PDF(Pubmed)
Abstract:
Yellow fever outbreaks are prevalent, particularly in endemic regions. Given the lack of an established treatment for this disease, significant attention has been directed toward managing this arbovirus. In response, we developed a multiepitope vaccine designed to elicit an immune response, utilizing advanced immunoinformatic and molecular modeling techniques. To achieve this, we predicted B- and T-cell epitopes using the sequences from all structural (E, prM, and C) and nonstructural proteins of 196 YFV strains. Through comprehensive analysis, we identified 10 cytotoxic T-lymphocyte (CTL) and 5T-helper (Th) epitopes that exhibited overlap with B-lymphocyte epitopes. These epitopes were further evaluated for their affinity to a wide range of human leukocyte antigen system alleles and were rigorously tested for antigenicity, immunogenicity, allergenicity, toxicity, and conservation.
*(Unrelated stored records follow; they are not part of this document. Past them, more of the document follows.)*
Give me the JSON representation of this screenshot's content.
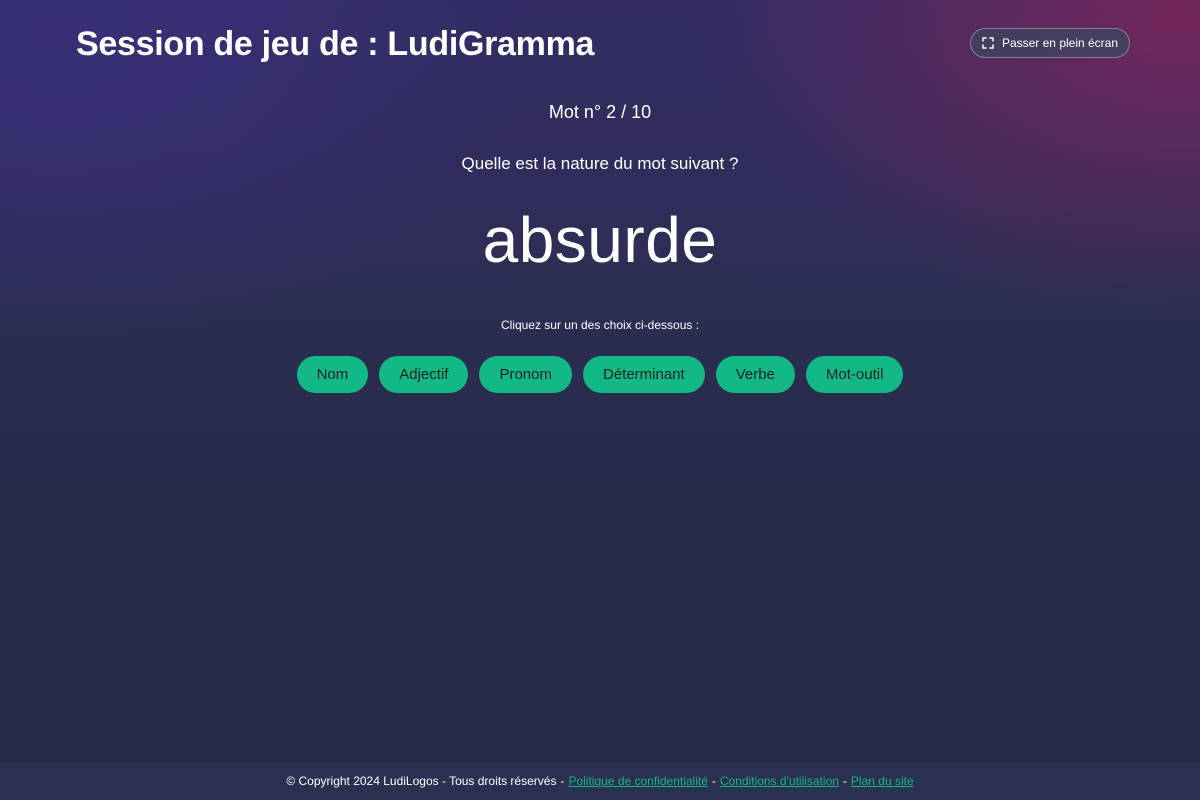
{
  "header": {
    "title": "Session de jeu de : LudiGramma",
    "fullscreen_label": "Passer en plein écran",
    "fullscreen_icon": "expand-icon"
  },
  "game": {
    "counter": "Mot n° 2 / 10",
    "question": "Quelle est la nature du mot suivant ?",
    "word": "absurde",
    "instruction": "Cliquez sur un des choix ci-dessous :",
    "choices": [
      "Nom",
      "Adjectif",
      "Pronom",
      "Déterminant",
      "Verbe",
      "Mot-outil"
    ]
  },
  "footer": {
    "copyright": "© Copyright 2024 LudiLogos - Tous droits réservés",
    "separator": "-",
    "links": [
      "Politique de confidentialité",
      "Conditions d'utilisation",
      "Plan du site"
    ]
  },
  "colors": {
    "accent": "#12b886",
    "background": "#262c48",
    "footer_background": "#2a3150"
  }
}
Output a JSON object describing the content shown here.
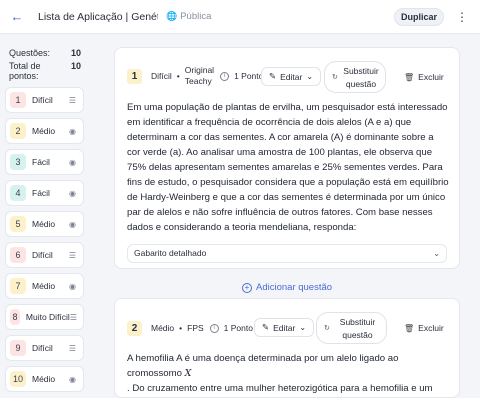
{
  "header": {
    "back_icon": "arrow-left-icon",
    "title": "Lista de Aplicação | Genéti...",
    "visibility_icon": "globe-icon",
    "visibility": "Pública",
    "duplicate_label": "Duplicar",
    "more_icon": "kebab-menu-icon"
  },
  "sidebar": {
    "questions_label": "Questões:",
    "questions_count": "10",
    "points_label": "Total de pontos:",
    "points_count": "10",
    "items": [
      {
        "num": "1",
        "label": "Difícil",
        "icon": "lines-icon"
      },
      {
        "num": "2",
        "label": "Médio",
        "icon": "radio-icon"
      },
      {
        "num": "3",
        "label": "Fácil",
        "icon": "radio-icon"
      },
      {
        "num": "4",
        "label": "Fácil",
        "icon": "radio-icon"
      },
      {
        "num": "5",
        "label": "Médio",
        "icon": "radio-icon"
      },
      {
        "num": "6",
        "label": "Difícil",
        "icon": "lines-icon"
      },
      {
        "num": "7",
        "label": "Médio",
        "icon": "radio-icon"
      },
      {
        "num": "8",
        "label": "Muito Difícil",
        "icon": "lines-icon"
      },
      {
        "num": "9",
        "label": "Difícil",
        "icon": "lines-icon"
      },
      {
        "num": "10",
        "label": "Médio",
        "icon": "radio-icon"
      }
    ]
  },
  "question1": {
    "num": "1",
    "difficulty": "Difícil",
    "source_line1": "Original",
    "source_line2": "Teachy",
    "points": "1 Ponto",
    "edit_label": "Editar",
    "substitute_label": "Substituir questão",
    "delete_label": "Excluir",
    "text": "Em uma população de plantas de ervilha, um pesquisador está interessado em identificar a frequência de ocorrência de dois alelos (A e a) que determinam a cor das sementes. A cor amarela (A) é dominante sobre a cor verde (a). Ao analisar uma amostra de 100 plantas, ele observa que 75% delas apresentam sementes amarelas e 25% sementes verdes. Para fins de estudo, o pesquisador considera que a população está em equilíbrio de Hardy-Weinberg e que a cor das sementes é determinada por um único par de alelos e não sofre influência de outros fatores. Com base nesses dados e considerando a teoria mendeliana, responda:",
    "answer_key_label": "Gabarito detalhado"
  },
  "add_question_label": "Adicionar questão",
  "question2": {
    "num": "2",
    "difficulty": "Médio",
    "source": "FPS",
    "points": "1 Ponto",
    "edit_label": "Editar",
    "substitute_label": "Substituir questão",
    "delete_label": "Excluir",
    "text_part1": "A hemofilia A é uma doença determinada por um alelo ligado ao cromossomo",
    "text_var": "X",
    "text_part2": ". Do cruzamento entre uma mulher heterozigótica para a hemofilia e um"
  }
}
These epitopes were linked to an adjuvant ( β -defensin) and to each other using ligands, resulting in a vaccine sequence with appropriate physicochemical properties. The 3D structure of this sequence was created, improved, and quality checked; then it was anchored to the Toll-like receptor. Molecular Dynamics and Quantum Mechanics/Molecular Mechanics simulations were employed to enhance the accuracy of docking calculations, with the QM portion of the simulations carried out utilizing the density functional theory formalism. Moreover, the inoculation model was able to provide an optimal codon sequence that was inserted into the pET-28a( +) vector for in silico cloning and could even stimulate highly relevant humoral and cellular immunological responses. Overall, these results suggest that the designed multi-epitope vaccine can serve as prophylaxis against the yellow fever virus.
摘要:
黄热病流行,特别是在流行地区。鉴于这种疾病缺乏既定的治疗方法,人们对这种虫媒病毒的管理给予了极大的关注。作为回应,我们开发了一种多表位疫苗,旨在引发免疫反应,利用先进的免疫信息学和分子建模技术。为了实现这一点,我们使用来自所有结构(E,prm,和C)和196个YFV菌株的非结构蛋白。通过综合分析,我们鉴定了10个细胞毒性T淋巴细胞(CTL)和5个T辅助细胞(Th)表位,它们与B淋巴细胞表位重叠.进一步评估了这些表位对广泛的人类白细胞抗原系统等位基因的亲和力,并进行了严格的抗原性测试。免疫原性,变应原性,毒性,和保护。这些表位与佐剂(β-防御素)连接,并使用配体彼此连接,产生具有适当物理化学性质的疫苗序列。这个序列的3D结构被创建,改进,并进行质量检查;然后将其锚定在Toll样受体上。采用分子动力学和量子力学/分子力学模拟来提高对接计算的准确性,利用密度泛函理论形式主义进行了模拟的QM部分。此外,接种模型能够提供插入pET-28a()载体的最佳密码子序列,用于计算机克隆,甚至可以刺激高度相关的体液和细胞免疫反应。总的来说,这些结果表明,设计的多表位疫苗可以预防黄热病毒。